The importance of being earnest
“I hope you have not been leading a double life, pretending to be wicked and being good all the time. That would be hypocrisy.” - Oscar Wilde, The Importance of Being Earnest
As all experts will know, the vital importance of complying with the procedural rules is never far from their minds. The rules in civil and criminal law are not too divergent these days and a salutary tale has very recently emerged in the full glare of publicity. It is worth stating – but not salivating over: all experts should ask themselves whether they might also be challenged.
The judge in the current phone-hacking trial admonished an expert witness called by the prosecution after he admitted to making three mistakes in the interpretation of data relating to mobile phone movements near Rebekah Brooks's country home in Oxfordshire. David Cutts, a senior forensic engineer employed by the Metropolitan police, also admitted to Mr Justice Saunders that he did not check over his evidence "once again" before appearing in court as an expert witness.
The data concerned the movements of Mark Hanna, News International's head of security, and other security assistants on the morning of Brooks's arrest on Sunday 17 July 2011. The learned judge said: "you have been wrong on at least three occasions and accepted you have been wrong". He said the mistakes were "serious ones" and that the "court, jury and public should be able to rely on experts exercising proper care" with their evidence. He added that the witness had "failed to provide a satisfactory explanation" for the mistakes and it was important that expert witnesses "get it right".

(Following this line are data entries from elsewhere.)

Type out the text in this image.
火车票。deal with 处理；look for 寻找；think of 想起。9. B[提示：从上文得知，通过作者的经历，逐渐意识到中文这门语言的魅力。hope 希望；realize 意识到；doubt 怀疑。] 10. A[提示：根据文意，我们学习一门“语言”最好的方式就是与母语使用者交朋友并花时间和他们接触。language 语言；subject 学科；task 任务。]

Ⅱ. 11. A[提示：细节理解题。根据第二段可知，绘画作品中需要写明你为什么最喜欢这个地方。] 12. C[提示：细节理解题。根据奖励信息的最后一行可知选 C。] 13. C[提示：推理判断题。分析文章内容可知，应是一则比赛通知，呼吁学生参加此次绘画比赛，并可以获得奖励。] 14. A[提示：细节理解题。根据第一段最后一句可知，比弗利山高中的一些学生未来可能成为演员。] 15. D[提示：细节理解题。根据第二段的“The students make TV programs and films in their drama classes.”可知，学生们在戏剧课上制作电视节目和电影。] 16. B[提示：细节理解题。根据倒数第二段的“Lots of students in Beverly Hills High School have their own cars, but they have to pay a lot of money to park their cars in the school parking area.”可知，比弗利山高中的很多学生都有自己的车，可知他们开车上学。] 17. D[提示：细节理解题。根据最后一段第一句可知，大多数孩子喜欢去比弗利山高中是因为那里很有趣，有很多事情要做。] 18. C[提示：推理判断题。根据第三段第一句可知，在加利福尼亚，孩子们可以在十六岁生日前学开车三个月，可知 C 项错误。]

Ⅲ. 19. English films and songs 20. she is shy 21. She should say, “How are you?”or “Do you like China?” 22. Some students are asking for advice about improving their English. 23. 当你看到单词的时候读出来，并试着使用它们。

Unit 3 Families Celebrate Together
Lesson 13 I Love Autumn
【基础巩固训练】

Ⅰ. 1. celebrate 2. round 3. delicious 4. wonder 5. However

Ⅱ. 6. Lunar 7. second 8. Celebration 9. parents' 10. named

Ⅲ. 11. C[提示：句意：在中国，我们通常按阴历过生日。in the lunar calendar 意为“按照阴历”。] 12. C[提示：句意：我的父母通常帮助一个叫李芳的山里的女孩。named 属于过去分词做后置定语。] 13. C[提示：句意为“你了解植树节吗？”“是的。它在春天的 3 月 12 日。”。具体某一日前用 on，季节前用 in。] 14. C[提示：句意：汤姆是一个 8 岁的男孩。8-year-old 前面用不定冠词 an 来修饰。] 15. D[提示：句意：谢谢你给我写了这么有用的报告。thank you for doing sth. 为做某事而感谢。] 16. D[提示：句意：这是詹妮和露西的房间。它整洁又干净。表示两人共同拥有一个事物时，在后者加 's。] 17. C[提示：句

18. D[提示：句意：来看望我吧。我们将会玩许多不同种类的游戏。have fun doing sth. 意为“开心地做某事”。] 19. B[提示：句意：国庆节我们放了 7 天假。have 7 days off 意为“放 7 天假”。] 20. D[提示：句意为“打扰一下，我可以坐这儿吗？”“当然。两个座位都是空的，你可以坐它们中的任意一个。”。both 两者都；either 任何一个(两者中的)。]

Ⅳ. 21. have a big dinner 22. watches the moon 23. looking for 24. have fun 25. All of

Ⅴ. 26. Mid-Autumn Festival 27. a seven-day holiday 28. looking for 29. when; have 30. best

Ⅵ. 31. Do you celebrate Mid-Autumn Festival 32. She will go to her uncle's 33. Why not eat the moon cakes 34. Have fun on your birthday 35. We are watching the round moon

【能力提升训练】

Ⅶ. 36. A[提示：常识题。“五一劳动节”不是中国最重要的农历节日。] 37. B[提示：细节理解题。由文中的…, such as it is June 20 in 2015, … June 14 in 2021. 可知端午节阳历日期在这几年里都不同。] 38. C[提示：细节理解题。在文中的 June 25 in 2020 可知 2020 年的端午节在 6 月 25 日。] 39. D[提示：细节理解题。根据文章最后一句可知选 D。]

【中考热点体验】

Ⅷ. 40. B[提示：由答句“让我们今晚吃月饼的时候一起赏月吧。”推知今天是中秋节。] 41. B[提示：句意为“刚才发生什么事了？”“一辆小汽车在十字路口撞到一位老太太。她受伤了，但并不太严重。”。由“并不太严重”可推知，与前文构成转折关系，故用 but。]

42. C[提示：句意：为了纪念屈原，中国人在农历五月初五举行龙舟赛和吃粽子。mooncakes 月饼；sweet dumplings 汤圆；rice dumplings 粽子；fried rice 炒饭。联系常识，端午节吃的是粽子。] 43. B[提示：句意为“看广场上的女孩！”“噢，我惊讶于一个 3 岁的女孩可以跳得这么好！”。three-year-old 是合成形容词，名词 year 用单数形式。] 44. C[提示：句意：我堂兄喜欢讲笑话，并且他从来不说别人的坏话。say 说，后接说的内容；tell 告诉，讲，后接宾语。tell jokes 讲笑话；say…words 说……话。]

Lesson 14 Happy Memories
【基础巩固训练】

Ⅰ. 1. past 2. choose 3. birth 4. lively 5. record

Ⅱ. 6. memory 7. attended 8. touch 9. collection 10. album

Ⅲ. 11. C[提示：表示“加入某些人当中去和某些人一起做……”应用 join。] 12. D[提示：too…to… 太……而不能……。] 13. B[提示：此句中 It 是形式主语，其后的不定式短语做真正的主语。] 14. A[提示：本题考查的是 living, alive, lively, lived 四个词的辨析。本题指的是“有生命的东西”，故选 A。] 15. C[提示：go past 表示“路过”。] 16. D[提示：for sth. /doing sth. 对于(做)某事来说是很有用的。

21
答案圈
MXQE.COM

On cross-examination by Hanna's counsel William Clegg QC, David Cutts admitted that he had made three mistakes in his interpretation of mobile phone cell-site data. When he made his first admission that two of his entries relating to calls made on the Sunday morning were wrong, Clegg accused of him of being in "a fundamental muddle". It has already been agreed in court that Hanna stayed overnight in Oxford on Saturday 16 July 2011. However his precise movements, mapped by an expert police witness, proved to be faulty.
When Clegg challenged him on a further assertion relating to Hanna's whereabouts asking if he had made another mistake, Mr Cutts hesitated in his answer. Mr Justice Saunders intervened and told the witness: "Just say yes." Mr Cutts replied: "Yes."
Range of opinion
It is vital that use of English by experts is precise and that they give a range of opinion. Both matters came alive in the trial.
Mr Justice Saunders challenged the expert witness on claims that data registered on the mobile phone mast half a mile away from the Brooks's could be definitively interpreted as at the precise location. Mr Cutts said his interpretation always puts mobile phone traffic "at or in the vicinity" of a location within range of a cell site. The judge commented "Half a mile away is not in normal English at the place and you could have explained that."
In a different arena, the scope of expert witness evidence saw (on 7th March 2014) a House of Commons Select Committee, in its concluding stage of the enquiry into fixed term parliaments, listening to expert witness evidence on how fixed-term parliaments will affect the last year of a parliament. It called upon expert evidence from the Rt. Hon. Peter Riddell CBE PC, Director, Institute for Government, Sir Bob Kershaw, Head of the Civil service, Sir Jeremy Heywood, Cabinet Secretary, Cabinet Office and the Rt. Hon Oliver Letwin MP, Minister for Government Policy, Cabinet Office. Boris Johnson also gave evidence.
This has been a controversial part of the coalition’s constitutional agenda; it removes the right of the Prime Minister to hold a general election on a date of his or her choosing. As we approach the last leg of this Parliament with the coalition partners moving apart it will be interesting to see if this isn’t one piece of legislation which both parties regret introducing – and what role experts play in another constitutional change!
By Jonathan Dingle, Barrister-at-Law of 218 Strand and a leader on Specialist Info medico-legal courses.